Analysts say the violence reflects in part Palestinians' disenchantment with a stalemated political process and Israeli settler violence in the West Bank, which many feel Mahmoud Abbas's Palestinian Authority has been ineffective at preventing.
“There is frustration with the international setting: the perception that the world is preoccupied with other things,” said Khalil Shikaki, director of the Palestinian Centre for Policy and Survey research, a polling group in Ramallah. “Palestinians are on their own, so they take matters into their own hands.”
A poll published by Mr Shikaki’s group found a decline in support for a two-state solution and a clear majority in favour of a return to armed intifada.
The violence has been fanned by often florid news and social media coverage of Israeli-Palestinian tensions over Jerusalem’s al-Aqsa mosque compound, as well as graphic images of attacks and shootings of suspects by Israelis. Palestinians traded camera-phone footage of the shootings, accusing Israeli authorities of using excessive force against innocents and calling them “executions”.
‘Hatred’
The Palestinian assailants have included teenagers and university students too young to have taken part in the second intifada in 2000-2003.
Some attackers have voiced religious motivations for their actions. Baha Alayan, one of the bus attackers, posted on Facebook last December "The Ten Instructions of the Shahid", a martyr's last will of someone about to give up his life.

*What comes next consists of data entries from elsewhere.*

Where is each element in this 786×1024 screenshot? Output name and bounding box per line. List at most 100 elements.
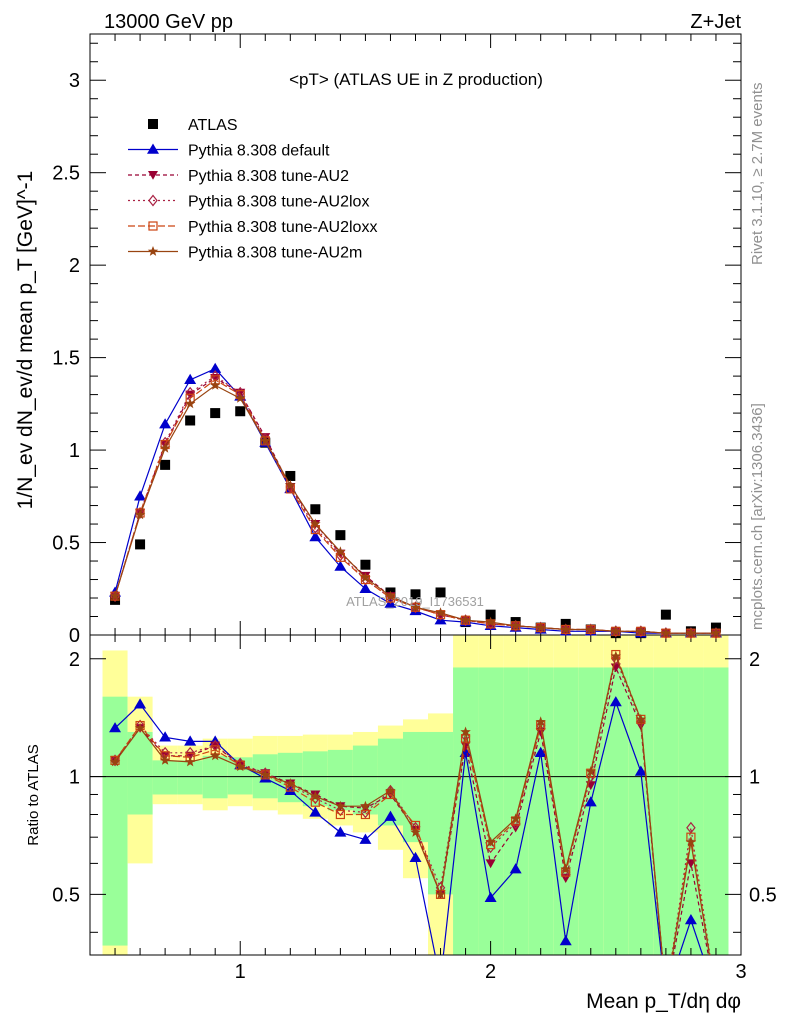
data-point-atlas: [285, 470, 296, 481]
data-point-atlas: [310, 504, 321, 515]
ratio-y-tick-label: 2: [69, 649, 80, 671]
ratio-point-pythia-8-308-tune-au2loxx: [335, 809, 345, 820]
data-point-pythia-8-308-tune-au2m: [460, 614, 471, 625]
data-point-pythia-8-308-tune-au2m: [560, 624, 571, 634]
ratio-point-pythia-8-308-tune-au2m: [535, 716, 546, 727]
ratio-point-pythia-8-308-default: [534, 746, 547, 758]
y-tick-label: 1: [69, 440, 80, 462]
data-point-pythia-8-308-tune-au2m: [360, 572, 371, 583]
ratio-y-tick-label: 1: [749, 767, 760, 789]
ratio-y-tick-label: 0.5: [52, 884, 80, 906]
data-point-pythia-8-308-tune-au2m: [235, 392, 246, 403]
analysis-watermark: ATLAS_2019_I1736531: [346, 594, 484, 609]
axes: 0 0.5 1 1.5 2 2.5 3 1 2 3 0.5 0.5 1 1 2 2: [52, 34, 777, 983]
ratio-point-pythia-8-308-tune-au2m: [610, 650, 621, 661]
ratio-point-pythia-8-308-tune-au2m: [260, 769, 271, 780]
ratio-point-pythia-8-308-tune-au2m: [285, 778, 296, 788]
data-point-pythia-8-308-tune-au2m: [710, 627, 722, 638]
data-point-pythia-8-308-default: [359, 582, 372, 593]
data-point-pythia-8-308-default: [159, 418, 172, 429]
band-green: [703, 667, 729, 955]
x-axis-label: Mean p_T/dη dφ: [586, 990, 741, 1013]
ratio-point-pythia-8-308-default: [159, 731, 172, 742]
data-point-pythia-8-308-tune-au2: [185, 390, 196, 400]
data-point-pythia-8-308-tune-au2m: [410, 601, 421, 612]
ratio-point-pythia-8-308-tune-au2lox: [135, 719, 145, 732]
ratio-point-pythia-8-308-default: [184, 735, 197, 746]
data-point-pythia-8-308-tune-au2m: [159, 442, 171, 453]
band-green: [327, 749, 353, 811]
legend: ATLAS Pythia 8.308 default Pythia 8.308 tu…: [128, 117, 377, 262]
band-green: [503, 667, 529, 955]
legend-entry: Pythia 8.308 tune-AU2lox: [188, 194, 369, 211]
band-green: [478, 667, 504, 955]
ratio-point-pythia-8-308-tune-au2m: [585, 766, 596, 776]
data-point-pythia-8-308-tune-au2m: [585, 624, 596, 634]
data-point-atlas: [410, 589, 421, 600]
ratio-y-tick-label: 2: [749, 649, 760, 671]
header-left: 13000 GeV pp: [104, 11, 233, 33]
data-point-pythia-8-308-tune-au2m: [510, 620, 521, 631]
band-green: [177, 760, 203, 795]
ratio-point-pythia-8-308-tune-au2lox: [535, 719, 546, 732]
ratio-y-tick-label: 1: [69, 767, 80, 789]
ratio-point-pythia-8-308-default: [359, 833, 372, 844]
ratio-point-pythia-8-308-default: [509, 863, 522, 874]
ratio-point-pythia-8-308-tune-au2m: [235, 761, 246, 772]
data-point-pythia-8-308-tune-au2m: [385, 590, 396, 601]
ratio-point-pythia-8-308-tune-au2lox: [636, 715, 646, 728]
data-point-pythia-8-308-tune-au2m: [184, 398, 196, 409]
data-point-pythia-8-308-default: [184, 373, 197, 385]
ratio-point-pythia-8-308-tune-au2: [485, 859, 496, 869]
ratio-point-pythia-8-308-default: [559, 935, 572, 946]
legend-marker: [148, 194, 158, 207]
ratio-point-pythia-8-308-default: [684, 914, 697, 925]
data-point-pythia-8-308-default: [334, 560, 347, 571]
rivet-version-label: Rivet 3.1.10, ≥ 2.7M events: [749, 83, 766, 266]
data-point-pythia-8-308-tune-au2m: [285, 479, 296, 490]
ratio-point-pythia-8-308-tune-au2m: [460, 726, 471, 737]
ratio-point-pythia-8-308-tune-au2m: [335, 800, 346, 811]
data-point-atlas: [235, 406, 246, 417]
ratio-point-pythia-8-308-tune-au2loxx: [360, 809, 371, 820]
ratio-point-pythia-8-308-tune-au2m: [134, 722, 146, 733]
ratio-point-pythia-8-308-default: [384, 810, 397, 821]
ratio-point-pythia-8-308-tune-au2m: [560, 863, 571, 874]
ratio-point-pythia-8-308-tune-au2lox: [611, 652, 621, 665]
data-point-pythia-8-308-default: [134, 490, 147, 501]
ratio-point-pythia-8-308-default: [109, 722, 122, 733]
data-point-pythia-8-308-tune-au2m: [685, 627, 697, 638]
legend-marker: [147, 143, 159, 154]
legend-entry: Pythia 8.308 tune-AU2: [188, 168, 349, 185]
y-tick-label: 2: [69, 255, 80, 277]
ratio-point-pythia-8-308-default: [409, 851, 422, 863]
ratio-point-pythia-8-308-default: [609, 696, 622, 707]
ratio-plot-marks: [109, 649, 711, 955]
y-tick-label: 0.5: [52, 533, 80, 555]
chart-title: <pT> (ATLAS UE in Z production): [289, 70, 543, 89]
y-tick-label: 0: [69, 625, 80, 647]
ratio-point-pythia-8-308-tune-au2m: [410, 826, 421, 837]
y-tick-label: 2.5: [52, 163, 80, 185]
x-tick-label: 1: [235, 961, 246, 983]
data-point-pythia-8-308-tune-au2m: [635, 625, 647, 636]
data-point-atlas: [185, 415, 196, 426]
ratio-point-pythia-8-308-tune-au2m: [685, 836, 697, 847]
band-green: [428, 731, 454, 895]
data-point-pythia-8-308-tune-au2m: [134, 509, 146, 520]
ratio-point-pythia-8-308-tune-au2m: [435, 888, 446, 899]
ratio-y-axis-label: Ratio to ATLAS: [25, 744, 42, 845]
legend-marker: [147, 246, 159, 256]
data-point-pythia-8-308-tune-au2m: [109, 590, 121, 601]
data-point-pythia-8-308-tune-au2m: [435, 607, 446, 618]
ratio-point-pythia-8-308-tune-au2m: [635, 713, 647, 724]
data-point-pythia-8-308-default: [209, 362, 222, 373]
legend-marker: [148, 221, 158, 231]
ratio-point-pythia-8-308-tune-au2m: [159, 754, 171, 765]
x-tick-label: 2: [485, 961, 496, 983]
ratio-point-pythia-8-308-tune-au2m: [385, 785, 396, 796]
ratio-uncertainty-bands: [102, 635, 729, 955]
data-point-atlas: [435, 587, 446, 598]
main-y-axis-label: 1/N_ev dN_ev/d mean p_T [GeV]^-1: [14, 171, 37, 510]
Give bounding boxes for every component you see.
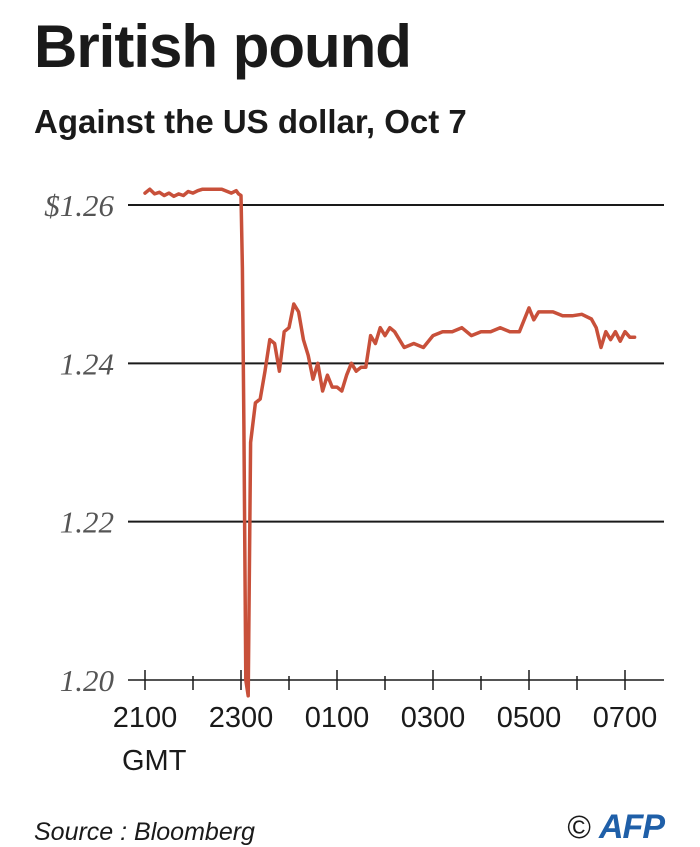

"This wave of violence is different than what we experienced in the past," said Mike Herzog, an international fellow at the Washington Institute for Near East Policy, in a conference call organised by the Israel Project, an advocacy group. "Some elements are the same – hatred, incitement, frustration, despair – but the background is different."
The violence has erupted amid Palestinian fears that right-wing Israeli leaders will tamper with a long-standing status quo prohibiting Jewish prayer at al-Aqsa mosque compound, an area also holy to Jews who know it as Temple Mount. Mr Netanyahu has denied he will do so, and has barred politicians from visiting it, but some members of his ruling camp support a change.